Soon To Be Released: WAFWA Sagebrush Conservation Strategy, Part I
The sagebrush biome once spanned several hundred million acres but now occupies less than 161 million acres in the western U.S. It is considered one of the most imperiled ecosystems in the world. To improve coordination and effectiveness of the many people working in this landscape, the Western Association of Fish and Wildlife Agencies (WAFWA) is coordinating the development of a Sagebrush Conservation Strategy to guide future conservation efforts. This is being implemented with support from the U.S. Fish and Wildlife Service, Bureau of Land Management, U.S. Geological Survey, state wildlife agencies and universities, and many others.
Part I of the Sagebrush Conservation Strategy is a summary and analysis of the latest science pertaining to the myriad challenges confronting managers of the sagebrush ecosystem that covers portions of 14 Western states and two Canadian provinces. It was produced by a team of 94 scientists and specialists from 34 federal and state agencies, universities, and non-governmental organizations. Part I is going to be published online in March in the form of a U.S. Geological report that describes how human and wildlife communities are dependent on healthy sagebrush plant communities for their well-being, each of the diverse threats to the biome, and evaluates the efficacy of efforts to address them.

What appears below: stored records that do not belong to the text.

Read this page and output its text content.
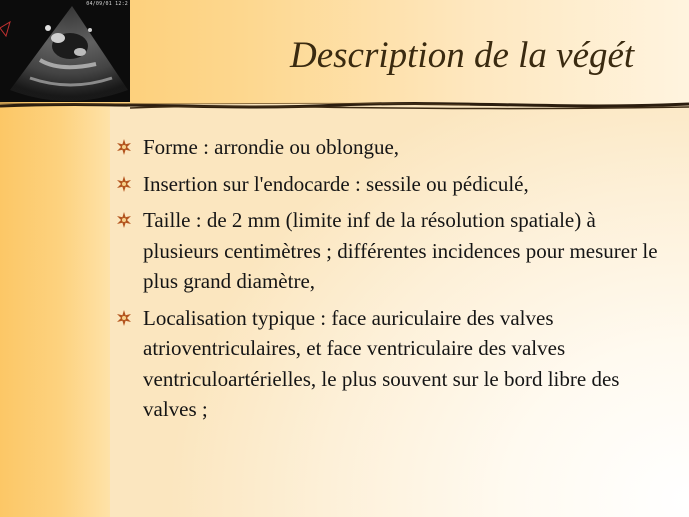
04/09/01 12:2
Description de la végét
Forme : arrondie ou oblongue,
Insertion sur l'endocarde : sessile ou pédiculé,
Taille : de 2 mm (limite inf de la résolution spatiale) à plusieurs centimètres ; différentes incidences pour mesurer le plus grand diamètre,
Localisation typique : face auriculaire des valves atrioventriculaires, et face ventriculaire des valves ventriculoartérielles, le plus souvent sur le bord libre des valves ;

This 368-page document chronicles the incendiary relationship between a warming climate, increasing fuel loads from cheatgrass and other invasive annual grasses, and human ignitions leading to sagebrush mega-fires that destroy sagebrush at a rate beyond its ability to recover or our ability to restore it. On average, about 1.2 million acres of sagebrush burn each year, yet only a fraction of burned or degraded areas can be restored annually. The frequency and size of fires are also increasing. It also evaluates the degree to which current efforts to conserve the Greater Sage-grouse, a focus of current sagebrush management, are likely to conserve other species that are dependent on or associated with sagebrush.
This is the most significant effort bringing together the science guiding the conservation of the sagebrush biome undertaken to date. Part I of the strategy will be followed by a second part that clearly outlines what it will take to halt the loss of this imperiled ecosystem.

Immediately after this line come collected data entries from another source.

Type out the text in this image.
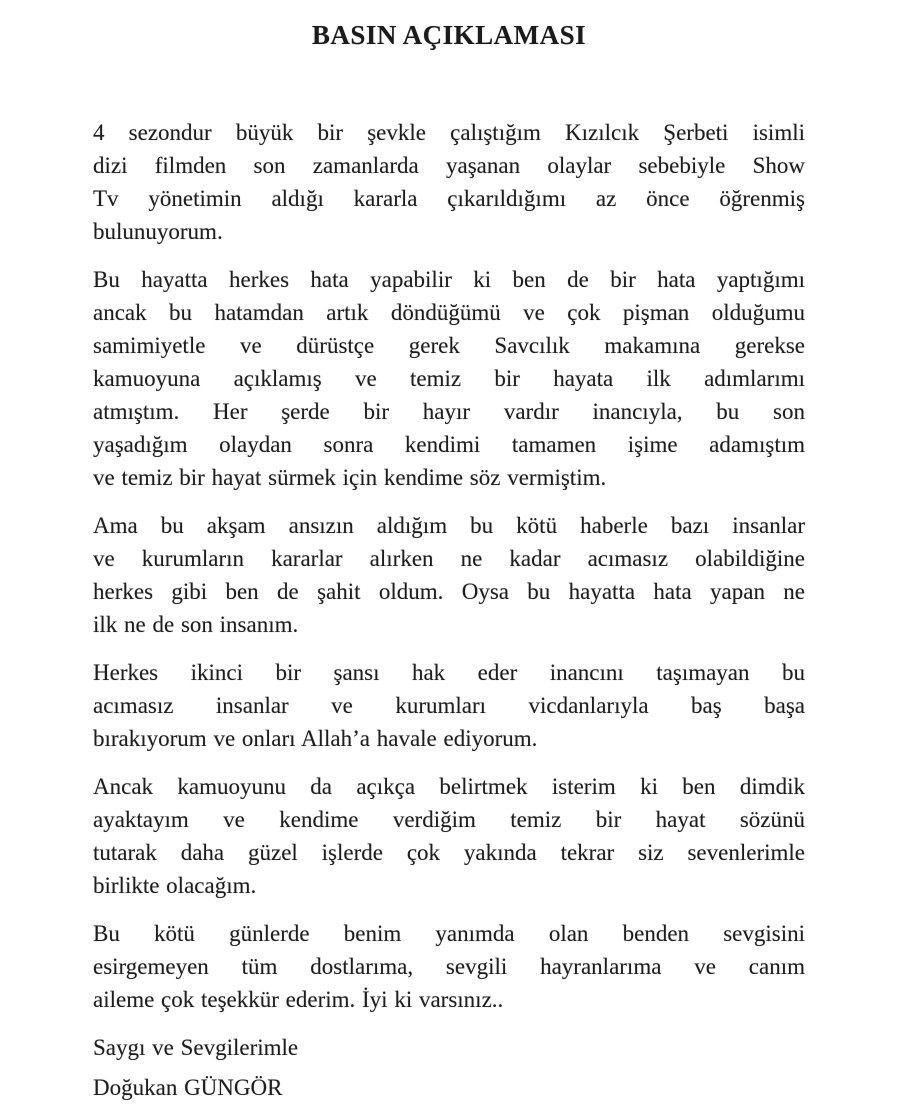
BASIN AÇIKLAMASI
4 sezondur büyük bir şevkle çalıştığım Kızılcık Şerbeti isimli
dizi filmden son zamanlarda yaşanan olaylar sebebiyle Show
Tv yönetimin aldığı kararla çıkarıldığımı az önce öğrenmiş
bulunuyorum.
Bu hayatta herkes hata yapabilir ki ben de bir hata yaptığımı
ancak bu hatamdan artık döndüğümü ve çok pişman olduğumu
samimiyetle ve dürüstçe gerek Savcılık makamına gerekse
kamuoyuna açıklamış ve temiz bir hayata ilk adımlarımı
atmıştım. Her şerde bir hayır vardır inancıyla, bu son
yaşadığım olaydan sonra kendimi tamamen işime adamıştım
ve temiz bir hayat sürmek için kendime söz vermiştim.
Ama bu akşam ansızın aldığım bu kötü haberle bazı insanlar
ve kurumların kararlar alırken ne kadar acımasız olabildiğine
herkes gibi ben de şahit oldum. Oysa bu hayatta hata yapan ne
ilk ne de son insanım.
Herkes ikinci bir şansı hak eder inancını taşımayan bu
acımasız insanlar ve kurumları vicdanlarıyla baş başa
bırakıyorum ve onları Allah’a havale ediyorum.
Ancak kamuoyunu da açıkça belirtmek isterim ki ben dimdik
ayaktayım ve kendime verdiğim temiz bir hayat sözünü
tutarak daha güzel işlerde çok yakında tekrar siz sevenlerimle
birlikte olacağım.
Bu kötü günlerde benim yanımda olan benden sevgisini
esirgemeyen tüm dostlarıma, sevgili hayranlarıma ve canım
aileme çok teşekkür ederim. İyi ki varsınız..
Saygı ve Sevgilerimle
Doğukan GÜNGÖR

Part II entails strategies describing how to coordinate actions of the hundreds of entities engaged in sagebrush conservation, prioritize sagebrush landscapes, and increase capacity for conservation in the sagebrush biome at national, regional, and local scales. These strategies are being developed by the same multi-disciplinary team and will be published by USGS later this year. The proposed strategies were informed by a 3-day, virtual stakeholder engagement process held in the spring of 2020. These strategies build on many examples across the biome where state, federal, or private efforts are successfully addressing these challenges collaboratively.
The second part of the Sagebrush Conservation Strategy provides a roadmap for voluntary conservation measures for managing and conserving the sagebrush ecosystem that builds on conservation measures already in place for sage-grouse. The goal is to maintain dependent plant and animal communities as well as traditional human uses of this landscape. It is intended to be an “all-hands, all-lands” inclusive, and non-regulatory approach. This is important because it can provide decision-makers and stakeholders the information that can lead to a common vision and objective for sagebrush conservation, and a common set of priorities and strategic approaches that can attain these objectives.

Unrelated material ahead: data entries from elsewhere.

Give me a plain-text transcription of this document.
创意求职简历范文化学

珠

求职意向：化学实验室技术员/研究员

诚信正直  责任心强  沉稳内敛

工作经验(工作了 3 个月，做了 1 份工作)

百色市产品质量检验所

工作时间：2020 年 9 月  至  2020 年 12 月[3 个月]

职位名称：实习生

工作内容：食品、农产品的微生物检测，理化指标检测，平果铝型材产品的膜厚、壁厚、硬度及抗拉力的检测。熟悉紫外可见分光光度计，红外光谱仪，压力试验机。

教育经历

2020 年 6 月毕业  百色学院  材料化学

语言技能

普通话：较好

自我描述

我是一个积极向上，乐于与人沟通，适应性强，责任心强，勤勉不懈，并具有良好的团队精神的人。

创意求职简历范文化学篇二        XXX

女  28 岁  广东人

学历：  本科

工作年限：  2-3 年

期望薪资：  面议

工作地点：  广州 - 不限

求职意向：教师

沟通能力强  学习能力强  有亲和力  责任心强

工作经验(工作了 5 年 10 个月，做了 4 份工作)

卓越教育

Much of Part II focuses on ways in which capacity for sagebrush conservation can be increased, and it contains descriptions of many case studies of collaborative conservation approaches across the West that are succeeding as models to be emulated and scaled up. A key component is a description of conservation capacity needed at local, regional, and national scales (for instance early fire detection and rapid suppression capability, or seed production and storage capability for restoration, etc.), and a gap analysis of where those capabilities are missing so they can be addressed.
In short, Part II of the Strategy will provide land managers and decision-makers with the what to do, where to do it, and how to do it strategies that will enable us to reverse declining trends in sagebrush, sagebrush-dependent wildlife such as sage-grouse, and ensure human services from these ecosystems such as ranching, hunting, carbon sequestration, and water delivery continue to exist in the future.